July 1939 in Home and
School "Readers’ Questions"
Thumb sucking
‘Still in Difficulties’ writes: I am so much interested in the
correspondence of your January issue on the subject of thumb-sucking, and in
Dr. Isaacs’ tolerant outlook in relation to it. But I should be glad to know
whether the cure she advocates has actually been known to cause a cessation of
the habit in many cases. It is a solution of which I have read many times, but
one which I feel must often leave the problem unsolved.
Both my own children - a boy of 7 ½
and a girl of 4 years - invariably suck their thumbs at the first hint of fatigue,
the boy from birth and the girl from the age of about one year. With the boy,
my monthly nurse waged a battle-royal, with the obvious results. The girl, we
were determined, should be left entirely free - but she developed the habit
none the less, though possibly in imitation. Both children were breast-fed -
the girl for four months only.
Neither child had had to suffer from
any of the recognised causes requiring compensation - i.e. unhappy or
unharmonious home, lack of or biased affection, etc., - home life is warm,
alive and jolly and these two children are devoted to one another.
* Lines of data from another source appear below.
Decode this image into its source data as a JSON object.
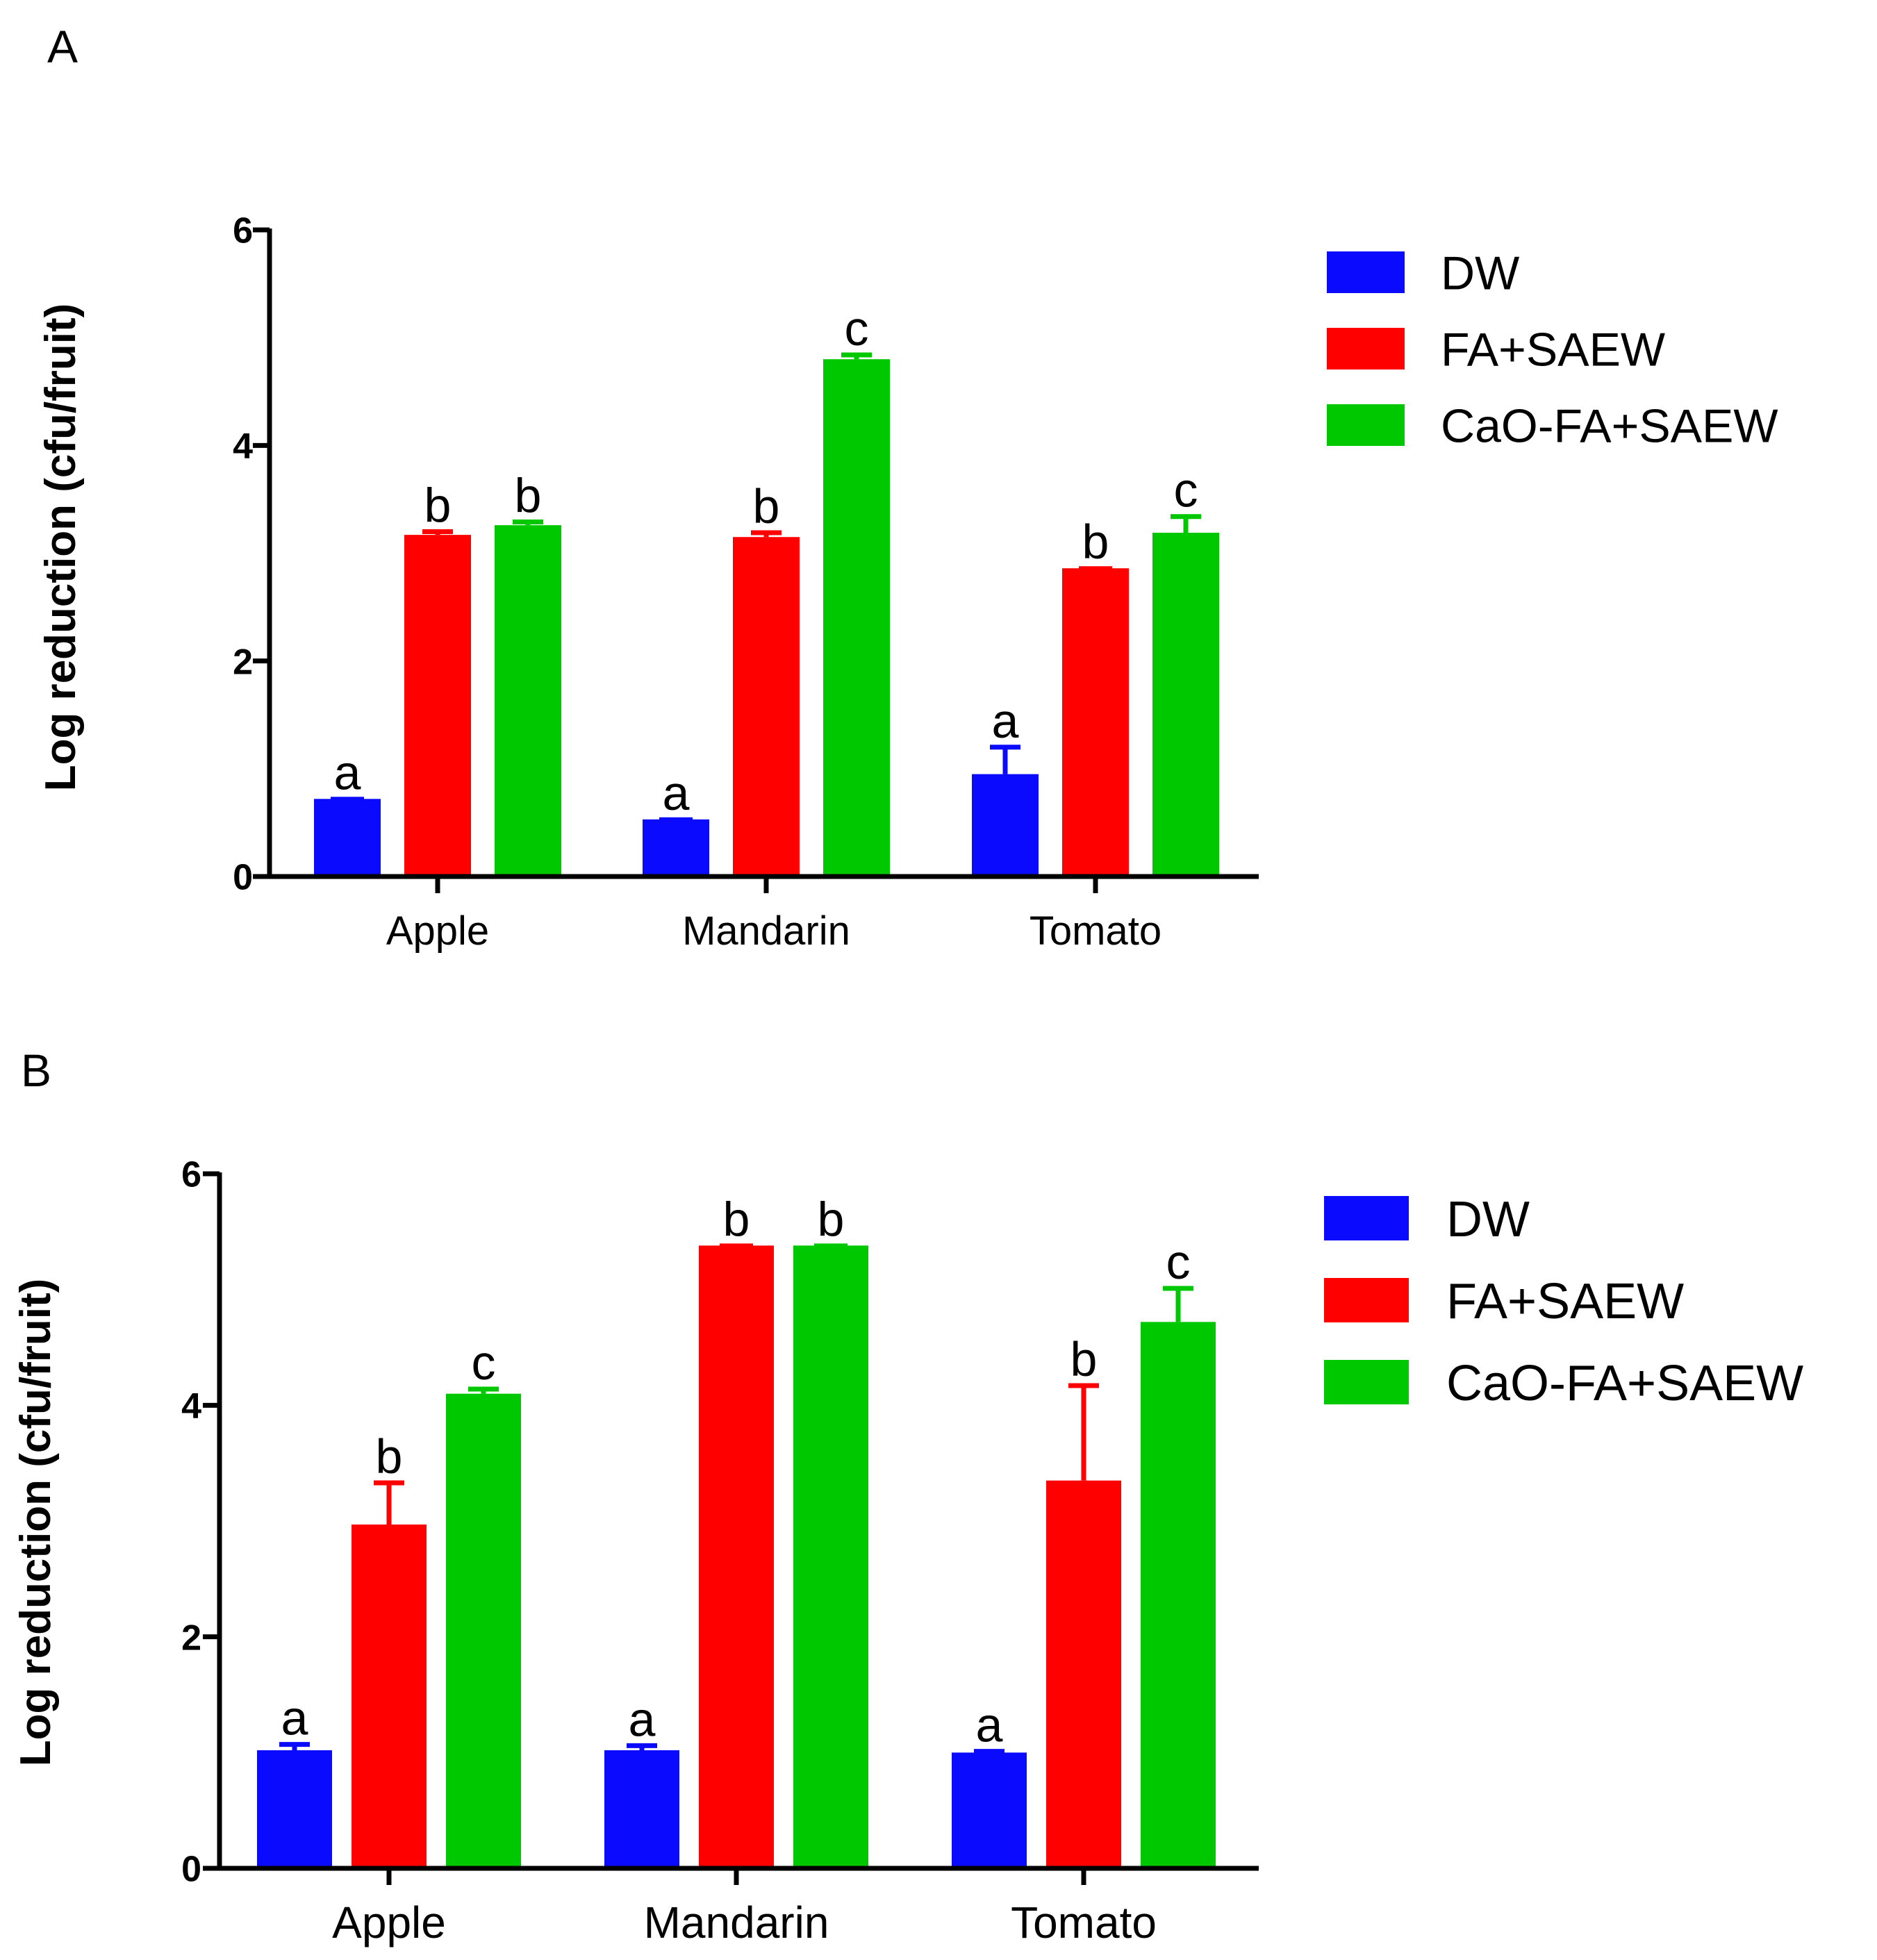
{
  "colors": {
    "DW": "#0a0aff",
    "FA+SAEW": "#ff0000",
    "CaO-FA+SAEW": "#00c800",
    "axis": "#000000"
  },
  "chart_data": [
    {
      "panel": "A",
      "type": "bar",
      "ylabel": "Log reduction (cfu/fruit)",
      "xlabel": "",
      "ylim": [
        0,
        6
      ],
      "yticks": [
        0,
        2,
        4,
        6
      ],
      "grid": false,
      "legend_position": "right",
      "categories": [
        "Apple",
        "Mandarin",
        "Tomato"
      ],
      "series": [
        {
          "name": "DW",
          "values": [
            0.72,
            0.53,
            0.95
          ],
          "errors": [
            0.0,
            0.0,
            0.25
          ],
          "labels": [
            "a",
            "a",
            "a"
          ]
        },
        {
          "name": "FA+SAEW",
          "values": [
            3.17,
            3.15,
            2.86
          ],
          "errors": [
            0.03,
            0.04,
            0.0
          ],
          "labels": [
            "b",
            "b",
            "b"
          ]
        },
        {
          "name": "CaO-FA+SAEW",
          "values": [
            3.26,
            4.8,
            3.19
          ],
          "errors": [
            0.03,
            0.04,
            0.15
          ],
          "labels": [
            "b",
            "c",
            "c"
          ]
        }
      ]
    },
    {
      "panel": "B",
      "type": "bar",
      "ylabel": "Log reduction (cfu/fruit)",
      "xlabel": "",
      "ylim": [
        0,
        6
      ],
      "yticks": [
        0,
        2,
        4,
        6
      ],
      "grid": false,
      "legend_position": "right",
      "categories": [
        "Apple",
        "Mandarin",
        "Tomato"
      ],
      "series": [
        {
          "name": "DW",
          "values": [
            1.02,
            1.02,
            1.0
          ],
          "errors": [
            0.05,
            0.04,
            0.01
          ],
          "labels": [
            "a",
            "a",
            "a"
          ]
        },
        {
          "name": "FA+SAEW",
          "values": [
            2.97,
            5.38,
            3.35
          ],
          "errors": [
            0.36,
            0.0,
            0.82
          ],
          "labels": [
            "b",
            "b",
            "b"
          ]
        },
        {
          "name": "CaO-FA+SAEW",
          "values": [
            4.1,
            5.38,
            4.72
          ],
          "errors": [
            0.04,
            0.0,
            0.29
          ],
          "labels": [
            "c",
            "b",
            "c"
          ]
        }
      ]
    }
  ]
}
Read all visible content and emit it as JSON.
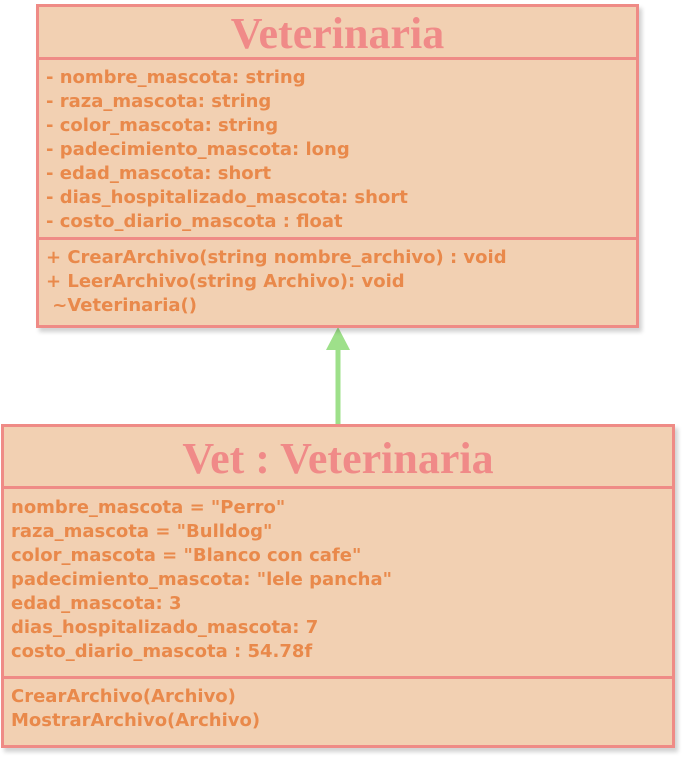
{
  "class_box": {
    "title": "Veterinaria",
    "attributes": [
      "- nombre_mascota: string",
      "- raza_mascota: string",
      "- color_mascota: string",
      "- padecimiento_mascota: long",
      "- edad_mascota: short",
      "- dias_hospitalizado_mascota: short",
      "- costo_diario_mascota : float"
    ],
    "operations": [
      "+ CrearArchivo(string nombre_archivo) : void",
      "+ LeerArchivo(string Archivo): void",
      " ~Veterinaria()"
    ]
  },
  "object_box": {
    "title": "Vet : Veterinaria",
    "attributes": [
      "nombre_mascota = \"Perro\"",
      "raza_mascota = \"Bulldog\"",
      "color_mascota = \"Blanco con cafe\"",
      "padecimiento_mascota: \"lele pancha\"",
      "edad_mascota: 3",
      "dias_hospitalizado_mascota: 7",
      "costo_diario_mascota : 54.78f"
    ],
    "operations": [
      "CrearArchivo(Archivo)",
      "MostrarArchivo(Archivo)"
    ]
  },
  "colors": {
    "box_fill": "#f2d0b2",
    "box_border": "#ef8b86",
    "title_text": "#f08a88",
    "member_text": "#e9894b",
    "arrow": "#9ee08a"
  }
}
I do not
believe that any nursery school could induce my small girl to put her mouth to
any happier use than those which occupy it at present, as she sings or talks
most of her days, and is a most concentrated creature, with a great variety of
interests - but- opposes any attempts to get her to go off to sleep, or to
cuddle up against someone, without its support.
Yes, I have found as a rule that
children grow out of the need to suck their thumbs if all their emotional needs
are adequately met. It is true that there is no panacea for this or any other
problem in children’s development. There is no single remedy that will cure any
particular difficulty. It might be that your little girl imitated the older boy
whose passion for thumb sucking had been increased by the very struggle of the
nurse to deprive him of that pleasure.
But I am not sure that your
confidence that a nursery school would not help your little girl is really justified.
Actual experience had shown over and over again that thumb-sucking and other
such habits do tend to lessen and pass away when children have companionship in
their play. Even the warm affection and jolly atmosphere of home, and the
interests and experiences which it can provide, do not fully satisfy a child
unless there are plenty of other children to share her play and give her a
variety of social experiences. The presence of other children is often a
greater support against the anxieties which lead to thumb-sucking than playing
alone or with an older boy.
However, if your little girl is
developing so happily - singing and talking and interested in many different
things, contented and jolly - then I myself would not worry very much about the
thumb-sucking, especially if it only happens when the children are tired or
going to sleep. It only merits bothering about when it is going on compulsively
all the time, because then one knows that it is a sign of considerable inner
difficulties which need special help.